Firstly, being an obsessive about these things, I remove the dust jacket of any book before reading it, because otherwise within about fifteen seconds it will be a crumpled, crinkled and creased mess. So I couldn’t help but feel a twinge of geek irritation that the book’s title isn’t on its spine. It’s just Doctor Who, Douglas Adams and Gareth Roberts, and if, as seems likely as well as being extremely desirable, Gareth novelises Adams’ other two Doctor Who scripts, it’s an odd oversight. Albeit a mind-bogglingly trivial one.

Secondly, and more seriously, there is no acknowledgement within the book that the original script of Shada was co-written by the show's then-producer Graham Williams. Gareth outlines how Shada came to be written in the novel’s afterword but neglects to mention Williams’ large contribution to the script. Interviewed in 1985, Williams was pretty clear that ‘Douglas and I wrote Shada in six days’ and that Adams only received a single credit because Williams was leaving and so ‘it wasn’t quite so important to me as it was to him to get a credit.’ I realise that a story co-written by Douglas Adams isn’t quite as alluring a proposition as a story written by him singlehandedly, but it is disappointing that Adams is given sole credit for a story that he didn't solely write.

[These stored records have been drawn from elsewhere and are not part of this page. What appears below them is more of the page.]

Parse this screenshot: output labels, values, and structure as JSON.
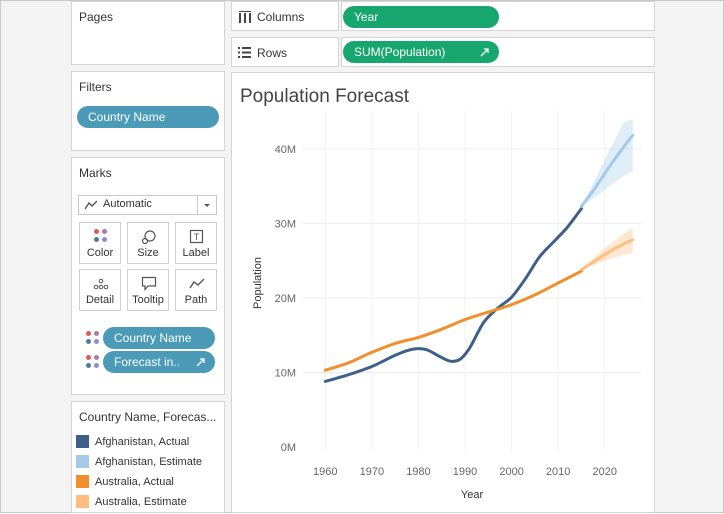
{
  "pages_card": {
    "title": "Pages"
  },
  "filters_card": {
    "title": "Filters",
    "pill": "Country Name"
  },
  "columns_shelf": {
    "label": "Columns",
    "pill": "Year"
  },
  "rows_shelf": {
    "label": "Rows",
    "pill": "SUM(Population)"
  },
  "marks_card": {
    "title": "Marks",
    "mark_type": "Automatic",
    "buttons": {
      "color": "Color",
      "size": "Size",
      "label": "Label",
      "detail": "Detail",
      "tooltip": "Tooltip",
      "path": "Path"
    },
    "fields": [
      "Country Name",
      "Forecast in.."
    ]
  },
  "legend_card": {
    "title": "Country Name, Forecas...",
    "items": [
      {
        "label": "Afghanistan, Actual",
        "color": "#3d5f8a"
      },
      {
        "label": "Afghanistan, Estimate",
        "color": "#a3cbe9"
      },
      {
        "label": "Australia, Actual",
        "color": "#f28e2b"
      },
      {
        "label": "Australia, Estimate",
        "color": "#ffbe7d"
      }
    ]
  },
  "chart_data": {
    "type": "line",
    "title": "Population Forecast",
    "xlabel": "Year",
    "ylabel": "Population",
    "xlim": [
      1955,
      2028
    ],
    "ylim": [
      0,
      44000000
    ],
    "x_ticks": [
      1960,
      1970,
      1980,
      1990,
      2000,
      2010,
      2020
    ],
    "x_tick_labels": [
      "1960",
      "1970",
      "1980",
      "1990",
      "2000",
      "2010",
      "2020"
    ],
    "y_ticks": [
      0,
      10000000,
      20000000,
      30000000,
      40000000
    ],
    "y_tick_labels": [
      "0M",
      "10M",
      "20M",
      "30M",
      "40M"
    ],
    "grid": true,
    "series": [
      {
        "name": "Afghanistan, Actual",
        "color": "#3d5f8a",
        "x": [
          1960,
          1965,
          1970,
          1975,
          1978,
          1980,
          1982,
          1985,
          1987,
          1989,
          1991,
          1994,
          1997,
          2000,
          2003,
          2006,
          2009,
          2012,
          2015
        ],
        "y": [
          8800000,
          9700000,
          10800000,
          12300000,
          13000000,
          13200000,
          13000000,
          12000000,
          11500000,
          11800000,
          13300000,
          16700000,
          18600000,
          20100000,
          22600000,
          25500000,
          27500000,
          29500000,
          32000000
        ]
      },
      {
        "name": "Afghanistan, Estimate",
        "color": "#a3cbe9",
        "x": [
          2015,
          2018,
          2021,
          2024,
          2026
        ],
        "y": [
          32300000,
          34800000,
          37600000,
          40200000,
          41800000
        ],
        "lower": [
          32300000,
          33500000,
          35000000,
          36300000,
          37000000
        ],
        "upper": [
          32300000,
          36000000,
          39800000,
          43500000,
          44000000
        ]
      },
      {
        "name": "Australia, Actual",
        "color": "#f28e2b",
        "x": [
          1960,
          1965,
          1970,
          1975,
          1980,
          1985,
          1990,
          1995,
          2000,
          2005,
          2010,
          2015
        ],
        "y": [
          10300000,
          11300000,
          12700000,
          13900000,
          14700000,
          15800000,
          17100000,
          18100000,
          19100000,
          20400000,
          22000000,
          23600000
        ]
      },
      {
        "name": "Australia, Estimate",
        "color": "#ffbe7d",
        "x": [
          2015,
          2018,
          2021,
          2024,
          2026
        ],
        "y": [
          23800000,
          25000000,
          26200000,
          27200000,
          27800000
        ],
        "lower": [
          23800000,
          24500000,
          25200000,
          25800000,
          26000000
        ],
        "upper": [
          23800000,
          25600000,
          27200000,
          28600000,
          29400000
        ]
      }
    ]
  }
}
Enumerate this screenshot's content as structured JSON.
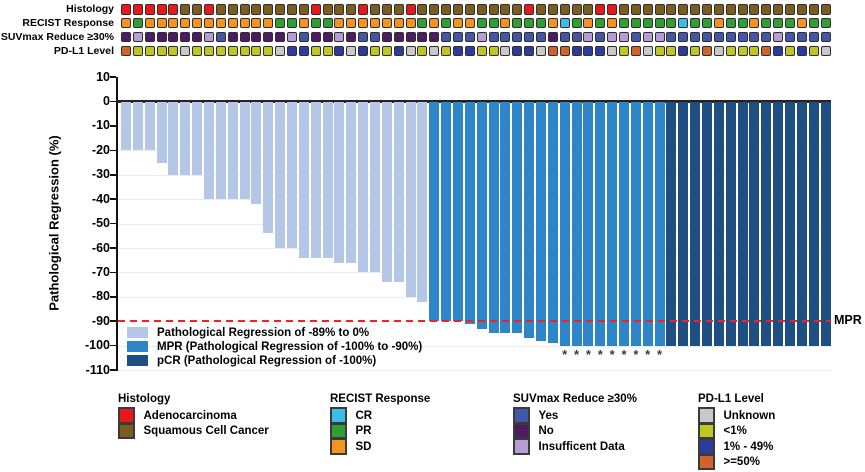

In the afterward, Gareth gives Adams the credit for Shada’s well-structured plot, for ‘laying the groundwork’ and having ‘though long and hard about all of this’. To be honest, I don’t think you can give Adams either the credit or the blame for Shada’s plotline, as it seems obvious to me that it was largely the work of Graham Williams. It is, after all, based around Time Lord mythology, one of Williams’ favourite tropes. And certainly at the time Shada was written, Adams couldn’t plot to save his life; The Pirate Planet is wonderfully messy but lacks a climax; City Of Death is better-structured but largely because of having Williams’ as a co-writer (before becoming a producer, Williams was a very experienced script editor) and the fact that it was based on a David Fisher outline; and part of the appeal of Hitch-Hiker’s is that it is so unstructured and random. Adams could certainly talk the talk about dramatic structure, but there’s very little evidence of him putting it into practice until the Dirk Gently books (and even then, intricately-plotted as they were, they both have blink-and-you’ll-miss-it anti-climaxes.)

But that’s just a quibble, and a quibble about attribution, not about the adaptation itself, which is beautifully written, heart-warmingly joyous and hilariously funny. I recommend it wholeheartedly and cannot imagine anyone, anywhere, myself included, doing a better job, or honouring Adam’s memory with a more glorious tribute.